A year after premiering Gardner’s long-unpublished second case—under the pseudonym A.A. Fair (The Knife Slipped, 2016)—for private investigator Bertha Cool and her operative, Donald Lam, Hard Case reprints the second case for the team that actually made it into print back in 1940—and it’s a doozy.
Over 20 years ago, Dr. James C. Lintig and his wife, Amelia Rosa Lintig, disappeared from Oakview, California, in the middle of a heated divorce suit in which each accused the other of infidelity. Now a client demurely identifying himself as Mr. Smith wants Cool and Lam to track down the missing woman, though he’s less interested in her presumably still-estranged husband. Arriving in Oakview, Donald quickly develops several promising leads, but some of them lead to the wrong places.
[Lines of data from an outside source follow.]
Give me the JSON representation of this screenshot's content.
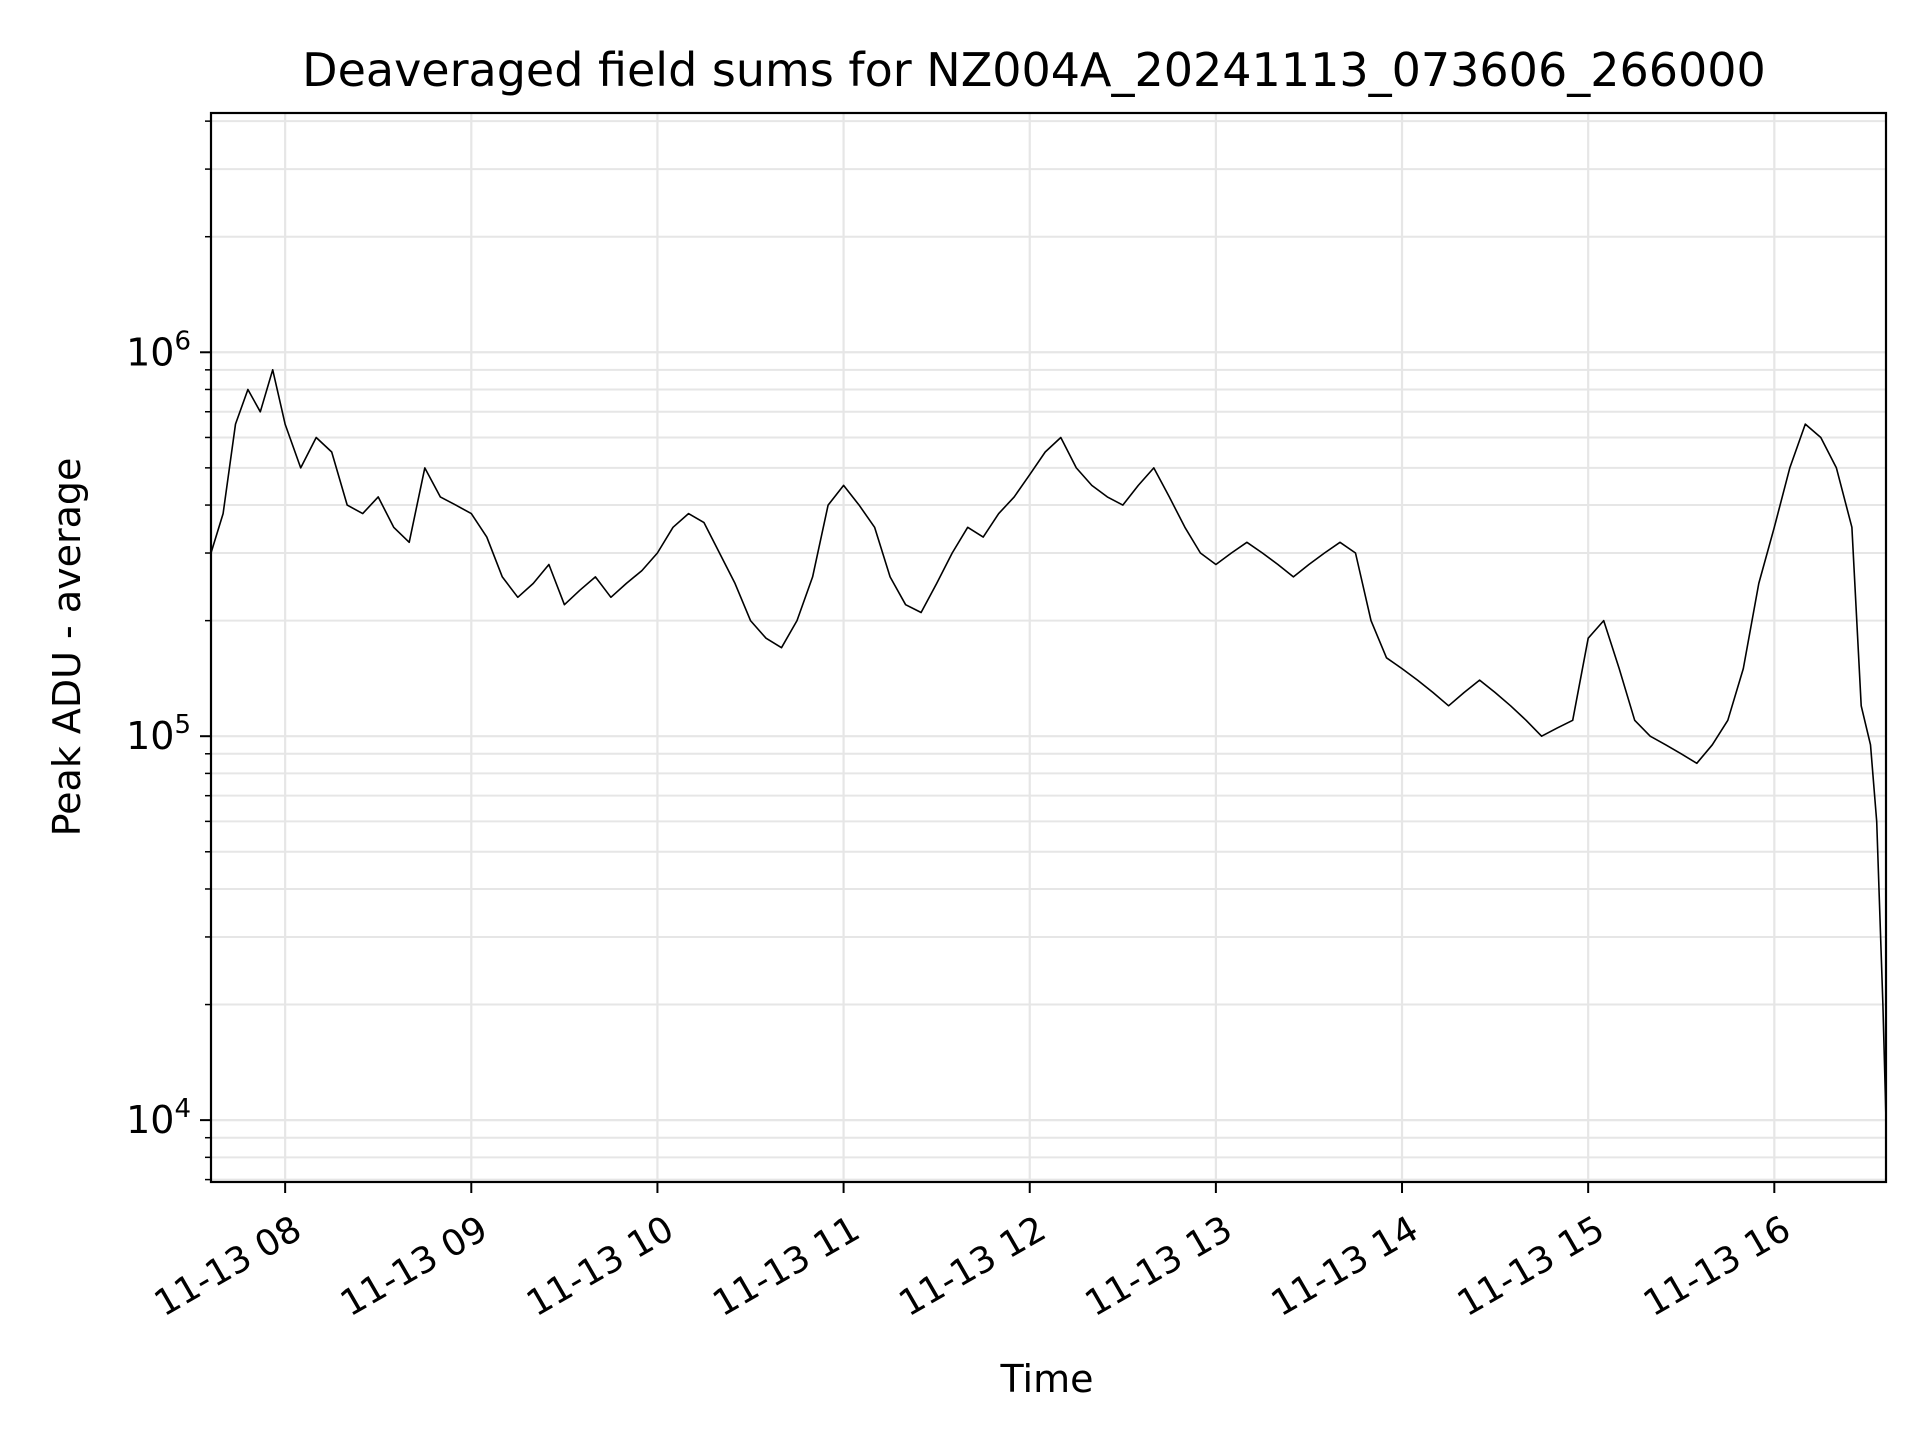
{
  "chart_data": {
    "type": "line",
    "title": "Deaveraged field sums for NZ004A_20241113_073606_266000",
    "xlabel": "Time",
    "ylabel": "Peak ADU - average",
    "xscale": "time",
    "yscale": "log",
    "xlim": [
      "2024-11-13T07:36:06",
      "2024-11-13T16:36:00"
    ],
    "ylim": [
      6900,
      4200000
    ],
    "x_ticks": [
      {
        "t": "2024-11-13T08:00:00",
        "label": "11-13 08"
      },
      {
        "t": "2024-11-13T09:00:00",
        "label": "11-13 09"
      },
      {
        "t": "2024-11-13T10:00:00",
        "label": "11-13 10"
      },
      {
        "t": "2024-11-13T11:00:00",
        "label": "11-13 11"
      },
      {
        "t": "2024-11-13T12:00:00",
        "label": "11-13 12"
      },
      {
        "t": "2024-11-13T13:00:00",
        "label": "11-13 13"
      },
      {
        "t": "2024-11-13T14:00:00",
        "label": "11-13 14"
      },
      {
        "t": "2024-11-13T15:00:00",
        "label": "11-13 15"
      },
      {
        "t": "2024-11-13T16:00:00",
        "label": "11-13 16"
      }
    ],
    "y_ticks": [
      {
        "value": 10000,
        "base": "10",
        "exp": "4"
      },
      {
        "value": 100000,
        "base": "10",
        "exp": "5"
      },
      {
        "value": 1000000,
        "base": "10",
        "exp": "6"
      }
    ],
    "grid": true,
    "line_color": "#000000",
    "grid_color": "#e6e6e6",
    "series": [
      {
        "points": [
          [
            "2024-11-13T07:36:06",
            300000
          ],
          [
            "2024-11-13T07:40:00",
            380000
          ],
          [
            "2024-11-13T07:44:00",
            650000
          ],
          [
            "2024-11-13T07:48:00",
            800000
          ],
          [
            "2024-11-13T07:52:00",
            700000
          ],
          [
            "2024-11-13T07:56:00",
            900000
          ],
          [
            "2024-11-13T08:00:00",
            650000
          ],
          [
            "2024-11-13T08:05:00",
            500000
          ],
          [
            "2024-11-13T08:10:00",
            600000
          ],
          [
            "2024-11-13T08:15:00",
            550000
          ],
          [
            "2024-11-13T08:20:00",
            400000
          ],
          [
            "2024-11-13T08:25:00",
            380000
          ],
          [
            "2024-11-13T08:30:00",
            420000
          ],
          [
            "2024-11-13T08:35:00",
            350000
          ],
          [
            "2024-11-13T08:40:00",
            320000
          ],
          [
            "2024-11-13T08:45:00",
            500000
          ],
          [
            "2024-11-13T08:50:00",
            420000
          ],
          [
            "2024-11-13T08:55:00",
            400000
          ],
          [
            "2024-11-13T09:00:00",
            380000
          ],
          [
            "2024-11-13T09:05:00",
            330000
          ],
          [
            "2024-11-13T09:10:00",
            260000
          ],
          [
            "2024-11-13T09:15:00",
            230000
          ],
          [
            "2024-11-13T09:20:00",
            250000
          ],
          [
            "2024-11-13T09:25:00",
            280000
          ],
          [
            "2024-11-13T09:30:00",
            220000
          ],
          [
            "2024-11-13T09:35:00",
            240000
          ],
          [
            "2024-11-13T09:40:00",
            260000
          ],
          [
            "2024-11-13T09:45:00",
            230000
          ],
          [
            "2024-11-13T09:50:00",
            250000
          ],
          [
            "2024-11-13T09:55:00",
            270000
          ],
          [
            "2024-11-13T10:00:00",
            300000
          ],
          [
            "2024-11-13T10:05:00",
            350000
          ],
          [
            "2024-11-13T10:10:00",
            380000
          ],
          [
            "2024-11-13T10:15:00",
            360000
          ],
          [
            "2024-11-13T10:20:00",
            300000
          ],
          [
            "2024-11-13T10:25:00",
            250000
          ],
          [
            "2024-11-13T10:30:00",
            200000
          ],
          [
            "2024-11-13T10:35:00",
            180000
          ],
          [
            "2024-11-13T10:40:00",
            170000
          ],
          [
            "2024-11-13T10:45:00",
            200000
          ],
          [
            "2024-11-13T10:50:00",
            260000
          ],
          [
            "2024-11-13T10:55:00",
            400000
          ],
          [
            "2024-11-13T11:00:00",
            450000
          ],
          [
            "2024-11-13T11:05:00",
            400000
          ],
          [
            "2024-11-13T11:10:00",
            350000
          ],
          [
            "2024-11-13T11:15:00",
            260000
          ],
          [
            "2024-11-13T11:20:00",
            220000
          ],
          [
            "2024-11-13T11:25:00",
            210000
          ],
          [
            "2024-11-13T11:30:00",
            250000
          ],
          [
            "2024-11-13T11:35:00",
            300000
          ],
          [
            "2024-11-13T11:40:00",
            350000
          ],
          [
            "2024-11-13T11:45:00",
            330000
          ],
          [
            "2024-11-13T11:50:00",
            380000
          ],
          [
            "2024-11-13T11:55:00",
            420000
          ],
          [
            "2024-11-13T12:00:00",
            480000
          ],
          [
            "2024-11-13T12:05:00",
            550000
          ],
          [
            "2024-11-13T12:10:00",
            600000
          ],
          [
            "2024-11-13T12:15:00",
            500000
          ],
          [
            "2024-11-13T12:20:00",
            450000
          ],
          [
            "2024-11-13T12:25:00",
            420000
          ],
          [
            "2024-11-13T12:30:00",
            400000
          ],
          [
            "2024-11-13T12:35:00",
            450000
          ],
          [
            "2024-11-13T12:40:00",
            500000
          ],
          [
            "2024-11-13T12:45:00",
            420000
          ],
          [
            "2024-11-13T12:50:00",
            350000
          ],
          [
            "2024-11-13T12:55:00",
            300000
          ],
          [
            "2024-11-13T13:00:00",
            280000
          ],
          [
            "2024-11-13T13:05:00",
            300000
          ],
          [
            "2024-11-13T13:10:00",
            320000
          ],
          [
            "2024-11-13T13:15:00",
            300000
          ],
          [
            "2024-11-13T13:20:00",
            280000
          ],
          [
            "2024-11-13T13:25:00",
            260000
          ],
          [
            "2024-11-13T13:30:00",
            280000
          ],
          [
            "2024-11-13T13:35:00",
            300000
          ],
          [
            "2024-11-13T13:40:00",
            320000
          ],
          [
            "2024-11-13T13:45:00",
            300000
          ],
          [
            "2024-11-13T13:50:00",
            200000
          ],
          [
            "2024-11-13T13:55:00",
            160000
          ],
          [
            "2024-11-13T14:00:00",
            150000
          ],
          [
            "2024-11-13T14:05:00",
            140000
          ],
          [
            "2024-11-13T14:10:00",
            130000
          ],
          [
            "2024-11-13T14:15:00",
            120000
          ],
          [
            "2024-11-13T14:20:00",
            130000
          ],
          [
            "2024-11-13T14:25:00",
            140000
          ],
          [
            "2024-11-13T14:30:00",
            130000
          ],
          [
            "2024-11-13T14:35:00",
            120000
          ],
          [
            "2024-11-13T14:40:00",
            110000
          ],
          [
            "2024-11-13T14:45:00",
            100000
          ],
          [
            "2024-11-13T14:50:00",
            105000
          ],
          [
            "2024-11-13T14:55:00",
            110000
          ],
          [
            "2024-11-13T15:00:00",
            180000
          ],
          [
            "2024-11-13T15:05:00",
            200000
          ],
          [
            "2024-11-13T15:10:00",
            150000
          ],
          [
            "2024-11-13T15:15:00",
            110000
          ],
          [
            "2024-11-13T15:20:00",
            100000
          ],
          [
            "2024-11-13T15:25:00",
            95000
          ],
          [
            "2024-11-13T15:30:00",
            90000
          ],
          [
            "2024-11-13T15:35:00",
            85000
          ],
          [
            "2024-11-13T15:40:00",
            95000
          ],
          [
            "2024-11-13T15:45:00",
            110000
          ],
          [
            "2024-11-13T15:50:00",
            150000
          ],
          [
            "2024-11-13T15:55:00",
            250000
          ],
          [
            "2024-11-13T16:00:00",
            350000
          ],
          [
            "2024-11-13T16:05:00",
            500000
          ],
          [
            "2024-11-13T16:10:00",
            650000
          ],
          [
            "2024-11-13T16:15:00",
            600000
          ],
          [
            "2024-11-13T16:20:00",
            500000
          ],
          [
            "2024-11-13T16:25:00",
            350000
          ],
          [
            "2024-11-13T16:28:00",
            120000
          ],
          [
            "2024-11-13T16:31:00",
            95000
          ],
          [
            "2024-11-13T16:33:00",
            60000
          ],
          [
            "2024-11-13T16:35:00",
            20000
          ],
          [
            "2024-11-13T16:36:00",
            10000
          ]
        ]
      }
    ]
  }
}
His queries attract the attention of a menacing stranger who knocks him out and kidnaps him from his hotel, and for every new item he digs up about Amelia Lintig, he uncovers an unwelcome new tidbit about the client himself, who shows every sign of a self-destructive streak a mile wide—a trait echoed this time by Donald’s boss, whose inability to trust her canny op backfires, leading the duo into a murky area between a town full of crooked politicians and a murder rap. A more detailed summary would give away too much about a tale that depends on a wonderfully pulpy milieu, a breathless pace, and a nested series of surprises so rapid that you hardly have time to get used to each one before Gardner springs the next. By the end, however, you’ll sympathize with Bertha’s complaint that “I’ve ceased to be a detective and become an accomplice” and agree with Donald that “a lot of heat has been turned on.”
The only disappointment is that the appropriately lurid cover illustration doesn’t come close to representing any of the many felonies that actually go down. If they’re looking to please fans, Hard Case could do worse than continue the series till they’ve reprinted every one of the firm’s 29 adventures.